# Cold starting an '03 2.5S.



## Stahi (Jun 24, 2003)

Howdy. I snagged an '02 2.5S w/40K on it back in September, and right off the bat had problems cold starting the sucker. Soon as I'd turn it on it would go up to about 1,000RPM then drop back down to zero and stall out. Decided t'take it to the nearest Nissan Dealer and found out that three recalls needed to be done on it, 03-070A (Exhaust System Fire Hazard), one that involved the headlamps that I still can't find, and 03-077A (Fuel Pump Filter Screen Installation). For a while it worked alright, until it started to get a bit colder (anywhere from 15F-35F) when it started stalling out again, and in two instances it just kept cranking over. Got tired of it and took it into another Nissan dealer, which they cross-referenced the problem and linked it to TSB #04-004B (Engine Controls - No Start after Cold Soak) La-dedah.

IF YOU CONFIRM:
1. After a 'cold soak', the engine cranks, but does not start.
'Cold soak': engine has cooled down to ambient temp, regardless of
summer or winter seasonal variations.
2. Engine may start if it is cranked for an extended period(more than
5 seconds) or if the throttle is opened during cranking.
3. After starting and operating for a few minutes the engine runs
normally.

ACTIONS:
1. Replace the starter motor.
2. Add 1 can of nissan fuel system cleaner into fuel tank.
3. Perform ECM part number check to see if vehicle needs reprogramming.
4. Perform ECM reprogramming if needed.

PARTS INFO:
Starter motor (A/T); 23300-8J001R
Starter motor (M/T); 23300-8J011R
Nissan fuel sys cleaner; 999MP-FSC00P



That's all fine and dandy, but I took a gander at another board or two and they mentioned something about replacing the fuel pump as a whole. Anyone else got any info on this?


----------



## WATSON1 (Jul 9, 2005)

Well, I went ahead and did a search for you, since I remebered one like this from a few months ago, so try this link-
http://www.nissanforums.com/showthread.php?t=110770&highlight=REPROGRAM+ECU
Hope that's somewhat helpful, cause that's all I know. G/L


----------



## Stahi (Jun 24, 2003)

Thanks. All that was done. Went in the shop, had all that done, and it seemed to go well off the start. Until I started it up the following Saturday when the temperature was 37 degrees. Same problem. But at least this time the stallout was smooth and didn't shudder.

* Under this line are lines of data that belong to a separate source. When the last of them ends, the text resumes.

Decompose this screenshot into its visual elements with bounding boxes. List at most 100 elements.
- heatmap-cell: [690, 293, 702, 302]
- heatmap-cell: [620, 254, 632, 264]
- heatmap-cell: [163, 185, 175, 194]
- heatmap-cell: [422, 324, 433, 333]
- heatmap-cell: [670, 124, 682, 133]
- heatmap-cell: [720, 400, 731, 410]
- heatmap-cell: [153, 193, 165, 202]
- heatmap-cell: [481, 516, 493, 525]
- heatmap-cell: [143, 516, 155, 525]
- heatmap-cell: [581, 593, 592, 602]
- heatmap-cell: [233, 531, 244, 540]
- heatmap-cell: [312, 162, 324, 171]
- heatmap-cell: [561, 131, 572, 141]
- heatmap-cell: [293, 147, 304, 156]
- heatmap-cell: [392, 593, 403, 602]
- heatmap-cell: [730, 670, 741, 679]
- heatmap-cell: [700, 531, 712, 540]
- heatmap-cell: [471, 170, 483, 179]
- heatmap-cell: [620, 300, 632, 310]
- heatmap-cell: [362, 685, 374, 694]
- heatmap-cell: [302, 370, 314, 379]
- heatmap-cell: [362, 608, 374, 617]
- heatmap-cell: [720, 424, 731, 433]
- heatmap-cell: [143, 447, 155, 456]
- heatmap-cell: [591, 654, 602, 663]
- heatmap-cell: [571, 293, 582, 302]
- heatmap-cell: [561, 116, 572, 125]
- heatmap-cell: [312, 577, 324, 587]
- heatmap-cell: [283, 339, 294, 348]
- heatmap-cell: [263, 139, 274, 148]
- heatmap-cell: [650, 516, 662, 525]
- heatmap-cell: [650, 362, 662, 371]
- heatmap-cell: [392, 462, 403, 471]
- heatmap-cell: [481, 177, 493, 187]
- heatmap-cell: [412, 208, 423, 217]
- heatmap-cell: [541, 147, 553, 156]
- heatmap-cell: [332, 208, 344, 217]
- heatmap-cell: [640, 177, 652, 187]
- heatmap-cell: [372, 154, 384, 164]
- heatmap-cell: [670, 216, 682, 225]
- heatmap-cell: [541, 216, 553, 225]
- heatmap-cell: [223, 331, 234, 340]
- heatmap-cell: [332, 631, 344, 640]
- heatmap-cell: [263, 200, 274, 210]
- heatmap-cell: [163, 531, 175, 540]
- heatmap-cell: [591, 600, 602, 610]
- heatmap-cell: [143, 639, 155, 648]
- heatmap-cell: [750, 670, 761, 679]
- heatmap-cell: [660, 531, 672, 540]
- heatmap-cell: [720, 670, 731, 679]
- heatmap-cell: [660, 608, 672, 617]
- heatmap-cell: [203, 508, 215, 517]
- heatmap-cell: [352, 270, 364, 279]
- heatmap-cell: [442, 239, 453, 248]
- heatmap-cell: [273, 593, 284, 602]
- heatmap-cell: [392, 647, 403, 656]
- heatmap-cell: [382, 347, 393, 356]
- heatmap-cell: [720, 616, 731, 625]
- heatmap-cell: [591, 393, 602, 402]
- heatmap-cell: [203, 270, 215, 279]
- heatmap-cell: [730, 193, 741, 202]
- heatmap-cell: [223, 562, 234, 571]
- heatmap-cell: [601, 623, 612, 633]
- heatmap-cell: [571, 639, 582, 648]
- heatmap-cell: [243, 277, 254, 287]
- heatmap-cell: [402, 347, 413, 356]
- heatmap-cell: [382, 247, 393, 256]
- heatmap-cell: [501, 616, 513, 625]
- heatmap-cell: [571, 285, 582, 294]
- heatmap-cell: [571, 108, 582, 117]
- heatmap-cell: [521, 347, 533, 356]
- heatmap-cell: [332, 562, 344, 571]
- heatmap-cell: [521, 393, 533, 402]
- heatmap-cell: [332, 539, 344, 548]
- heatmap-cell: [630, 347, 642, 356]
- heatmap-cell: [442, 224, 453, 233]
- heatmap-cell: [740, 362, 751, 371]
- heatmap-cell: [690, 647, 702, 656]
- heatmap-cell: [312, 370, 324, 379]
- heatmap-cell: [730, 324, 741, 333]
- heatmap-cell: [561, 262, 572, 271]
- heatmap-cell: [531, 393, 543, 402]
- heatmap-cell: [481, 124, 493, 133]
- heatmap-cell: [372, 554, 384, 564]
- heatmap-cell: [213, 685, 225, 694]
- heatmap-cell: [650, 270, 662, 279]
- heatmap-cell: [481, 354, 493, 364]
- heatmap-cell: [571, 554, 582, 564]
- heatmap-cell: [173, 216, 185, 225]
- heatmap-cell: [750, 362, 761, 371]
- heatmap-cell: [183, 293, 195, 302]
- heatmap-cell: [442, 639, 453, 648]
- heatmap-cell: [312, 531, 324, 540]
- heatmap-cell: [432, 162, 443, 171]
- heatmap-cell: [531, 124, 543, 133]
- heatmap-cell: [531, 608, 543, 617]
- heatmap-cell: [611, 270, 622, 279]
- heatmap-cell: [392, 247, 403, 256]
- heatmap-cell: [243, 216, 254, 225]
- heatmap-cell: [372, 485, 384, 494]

Called the service guy up and he said, after talking with a tech, that in some occasions the ECU doesn't take the new program on the first try. So I need to get it in sometime for another reprogram.


----------



## WATSON1 (Jul 9, 2005)

Stahi said:


> Called the service guy up and he said, after talking with a tech, that in some occasions the ECU doesn't take the new program on the first try. So I need to get it in sometime for another reprogram.


Just make sure they don't try to charge you again, you paid for them to do it right the first time, if it doesn't work it's their fault not yours. You shouldn't be responsible if it has to be redone.


----------